Erkeklerin, temiz ve düzenli tutmak ve kadına benzememek şartıyla saçlarını uzatmalarında bir mahzur yoktur. Kadınların saçlarını kazıtmaları ise yasaklanmıştır (Nesâî, Ziynet, 4). Saç traş edilirken sağdan başlanması sünnettir (Ebû Dâvûd, Menâsik, 78).
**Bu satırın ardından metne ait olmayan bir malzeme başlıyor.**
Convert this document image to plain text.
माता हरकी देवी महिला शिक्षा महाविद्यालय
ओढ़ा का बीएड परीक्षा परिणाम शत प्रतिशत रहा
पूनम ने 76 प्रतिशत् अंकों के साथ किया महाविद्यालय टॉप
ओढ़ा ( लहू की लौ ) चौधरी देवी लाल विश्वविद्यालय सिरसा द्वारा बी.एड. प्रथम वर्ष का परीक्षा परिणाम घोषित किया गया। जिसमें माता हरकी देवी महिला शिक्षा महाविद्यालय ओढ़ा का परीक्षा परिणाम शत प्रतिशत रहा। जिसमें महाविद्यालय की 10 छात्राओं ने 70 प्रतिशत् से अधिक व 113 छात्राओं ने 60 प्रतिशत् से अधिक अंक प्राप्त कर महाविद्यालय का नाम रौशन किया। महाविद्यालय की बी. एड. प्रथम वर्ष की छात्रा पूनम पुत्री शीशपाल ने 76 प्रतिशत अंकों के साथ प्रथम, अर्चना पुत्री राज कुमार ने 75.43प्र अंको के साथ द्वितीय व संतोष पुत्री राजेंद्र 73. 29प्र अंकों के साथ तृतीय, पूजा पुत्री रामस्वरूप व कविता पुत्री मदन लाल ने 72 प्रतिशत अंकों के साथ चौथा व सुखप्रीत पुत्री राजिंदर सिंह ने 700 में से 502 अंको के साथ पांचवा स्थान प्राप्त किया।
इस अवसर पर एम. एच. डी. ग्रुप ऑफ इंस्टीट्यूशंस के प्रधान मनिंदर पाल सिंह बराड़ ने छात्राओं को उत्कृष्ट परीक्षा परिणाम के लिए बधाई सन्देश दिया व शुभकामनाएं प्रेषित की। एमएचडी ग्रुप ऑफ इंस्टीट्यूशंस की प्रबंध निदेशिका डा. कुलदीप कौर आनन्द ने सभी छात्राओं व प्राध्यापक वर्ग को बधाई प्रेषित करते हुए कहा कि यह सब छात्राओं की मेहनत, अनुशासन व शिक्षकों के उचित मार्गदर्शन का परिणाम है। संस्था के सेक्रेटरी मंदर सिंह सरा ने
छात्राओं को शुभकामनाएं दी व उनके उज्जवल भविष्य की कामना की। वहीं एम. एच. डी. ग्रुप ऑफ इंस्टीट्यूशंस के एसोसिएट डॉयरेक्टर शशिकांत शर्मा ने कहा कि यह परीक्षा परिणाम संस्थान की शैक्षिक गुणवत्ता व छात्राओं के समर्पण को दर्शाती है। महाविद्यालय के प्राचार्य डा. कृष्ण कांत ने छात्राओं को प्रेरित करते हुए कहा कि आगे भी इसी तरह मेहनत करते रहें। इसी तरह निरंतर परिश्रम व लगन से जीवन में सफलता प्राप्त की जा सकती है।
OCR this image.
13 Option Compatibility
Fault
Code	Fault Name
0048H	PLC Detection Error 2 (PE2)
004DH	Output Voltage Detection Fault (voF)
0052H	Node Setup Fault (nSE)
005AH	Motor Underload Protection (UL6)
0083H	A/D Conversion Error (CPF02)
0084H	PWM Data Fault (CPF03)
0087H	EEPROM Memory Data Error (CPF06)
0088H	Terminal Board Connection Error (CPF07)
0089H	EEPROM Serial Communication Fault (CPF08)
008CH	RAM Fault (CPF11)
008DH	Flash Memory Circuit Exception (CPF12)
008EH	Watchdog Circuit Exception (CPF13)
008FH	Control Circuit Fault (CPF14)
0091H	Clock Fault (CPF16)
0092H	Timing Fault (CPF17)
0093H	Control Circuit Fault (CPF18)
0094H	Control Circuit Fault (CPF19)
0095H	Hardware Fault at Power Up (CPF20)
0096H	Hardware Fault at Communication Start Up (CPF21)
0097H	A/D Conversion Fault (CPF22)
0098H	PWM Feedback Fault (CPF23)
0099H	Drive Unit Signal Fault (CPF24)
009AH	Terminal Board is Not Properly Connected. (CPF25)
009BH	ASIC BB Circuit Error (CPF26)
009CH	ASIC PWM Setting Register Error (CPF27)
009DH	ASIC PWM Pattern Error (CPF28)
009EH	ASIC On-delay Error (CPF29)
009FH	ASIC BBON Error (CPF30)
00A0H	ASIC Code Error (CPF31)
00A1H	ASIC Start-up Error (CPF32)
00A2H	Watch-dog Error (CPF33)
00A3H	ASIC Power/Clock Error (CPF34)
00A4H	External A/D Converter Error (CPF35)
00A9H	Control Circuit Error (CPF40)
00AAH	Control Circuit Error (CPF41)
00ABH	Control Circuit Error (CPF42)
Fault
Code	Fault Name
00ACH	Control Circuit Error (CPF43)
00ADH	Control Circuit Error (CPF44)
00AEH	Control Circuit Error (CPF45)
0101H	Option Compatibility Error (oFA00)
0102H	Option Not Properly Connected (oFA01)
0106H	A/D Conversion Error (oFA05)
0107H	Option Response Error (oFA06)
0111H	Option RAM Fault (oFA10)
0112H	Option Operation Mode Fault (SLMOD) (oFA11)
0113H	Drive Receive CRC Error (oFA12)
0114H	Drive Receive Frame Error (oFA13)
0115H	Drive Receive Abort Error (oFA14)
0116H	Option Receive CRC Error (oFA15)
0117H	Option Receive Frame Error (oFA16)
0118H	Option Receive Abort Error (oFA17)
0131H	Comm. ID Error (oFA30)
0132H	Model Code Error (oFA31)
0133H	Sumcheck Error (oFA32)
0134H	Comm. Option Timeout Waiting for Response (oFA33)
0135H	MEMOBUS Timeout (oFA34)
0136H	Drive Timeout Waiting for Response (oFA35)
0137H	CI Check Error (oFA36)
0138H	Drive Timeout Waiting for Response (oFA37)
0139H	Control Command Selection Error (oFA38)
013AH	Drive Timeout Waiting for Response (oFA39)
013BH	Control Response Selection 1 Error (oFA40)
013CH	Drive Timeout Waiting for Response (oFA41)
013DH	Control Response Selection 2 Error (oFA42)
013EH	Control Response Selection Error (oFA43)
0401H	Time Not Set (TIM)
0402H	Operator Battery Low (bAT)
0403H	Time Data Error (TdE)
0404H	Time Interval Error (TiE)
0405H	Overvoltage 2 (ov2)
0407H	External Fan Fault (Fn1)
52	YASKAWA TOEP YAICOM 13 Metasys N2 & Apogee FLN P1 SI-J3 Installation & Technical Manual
  • Diş Temizliği ve Bakımı

Güzelce çiğnemek suretiyle, yiyeceklerin ağızdaki hazmını tamamlamamıza yardımcı olan, dişlerimiz, hiç şüphesiz çok önemlidir. Kesici ve ezici özelliği sayesinde, nice gıdayı ufalar ve yutulacak hâle getiririz. Ağrısız ve tertemiz dişler, sağlıklı bir sindirimin birinci aşamasıdır ve sadece yaptığı iş açısından değil, estetik açıdan da son derece mühimdir. Dişlerin yüzümüze kattığı güzellik tartışılmaz bir gerçektir. Tebessüm ederken dudakları arasından görünüveren dişlerinin, sağlıklı ve bembeyaz olmasını kim istemez ki?

Madem bu kadar önemlidir, diş bakımı için kesinlikle zaman ayrılmalı, günde en az iki kere fırçalanarak veya yemeklerden sonra misvaklayarak,  temizliği sağlanmalıdır.   

Sevgili Peygamberimiz Hazreti Muhammed Mustafa sallallâhu aleyhi ve sellem, dişlerini misvaklardı (Müslim, Tahâret, 43, 44).

Bir hadis-i şeriflerinde “Ümmetimi zora sokmaktan endişe etmeseydim, onlara her namaz vaktinde, misvakla dişlerini temizlemeyi emrederdim.” (Buhârî, Cum’a 8) buyurarak, konunun önemini vurgulamıştır. Misvak, ağzın temiz kalmasına ve Allah’ın rızasına sebeptir. (Nesâî, Tahâret, 4)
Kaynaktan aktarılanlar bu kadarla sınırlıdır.